Niente male, per un Paese che non portava sei squadre ai quarti nelle coppe europee dalla stagione 1998/99. Sul campo, il beneficio è netto anche per la nostra Nazionale, perché nessuno ha schierato tanti connazionali titolari nei quarti quanto l’Italia. Ma il vantaggio più evidente è nelle casse dei club: come rileva Calcio e Finanza, il bonus da 12,5 milioni di euro per l’accesso alle semifinali di Champions League ha portato gli incassi complessivi di Inter e Milan dalla Uefa rispettivamente a oltre 82 e 85 milioni di euro. Al club di viale della Liberazione, poi, vanno altri 15,5 milioni per la qualificazione alla finale, e gli introiti complessivi dalla Uefa supererebbero i 100 milioni in caso di altra impresa, a Istanbul. C’è poi il botteghino: Inter-Milan, primato assoluto di incasso nella storia del calcio italiano, è valsa quasi 12,5 milioni di euro lordi. Una cifra che permetterà all’Inter di arrivare in questa stagione a oltre 80 milioni netti di incasso, come sottolinea la Gazzetta dello Sport. Infine, gli ascolti TV, con i record di ascolti per entrambe le emittenti – TV8all’andata e Canale 5 al ritorno – che hanno trasmesso in chiaro i due match.

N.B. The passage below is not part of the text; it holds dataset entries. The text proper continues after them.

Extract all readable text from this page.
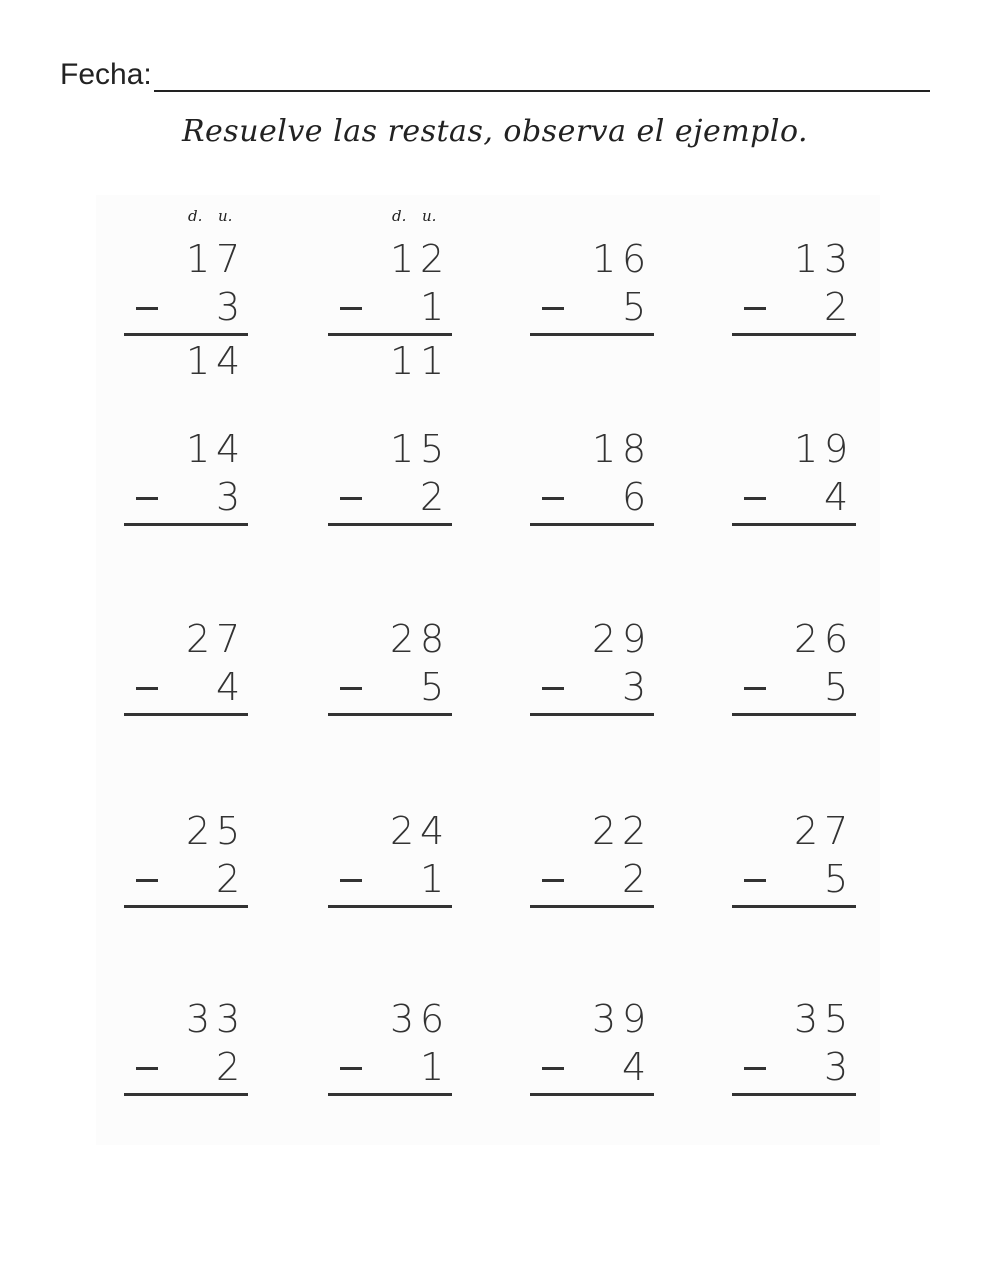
Fecha:
Resuelve las restas, observa el ejemplo.
d. u.
1 7
3
1 4
d. u.
1 2
1
1 1
1 6
5
1 3
2
1 4
3
1 5
2
1 8
6
1 9
4
2 7
4
2 8
5
2 9
3
2 6
5
2 5
2
2 4
1
2 2
2
2 7
5
3 3
2
3 6
1
3 9
4
3 5
3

Eppure, siamo lontani dall’età dell’oro del calcio di casa nostra. Meglio godersi il momento, allora. Perché la mitica DeLorean non ci ha riportato tra gli anni Ottanta e Novanta, quando fummo capaci di vincere cinque volte la Coppa dei campioni, otto volte la Coppa Uefa e quattro la Coppa delle Coppe. E quando la Serie A, specchio dell’economia del Paese, attraeva i migliori giocatori del mondo. Ma ci ha proiettato in un presente inaspettatamente divertente. Soprattutto per quella sponda del Naviglio che tifa nerazzurro.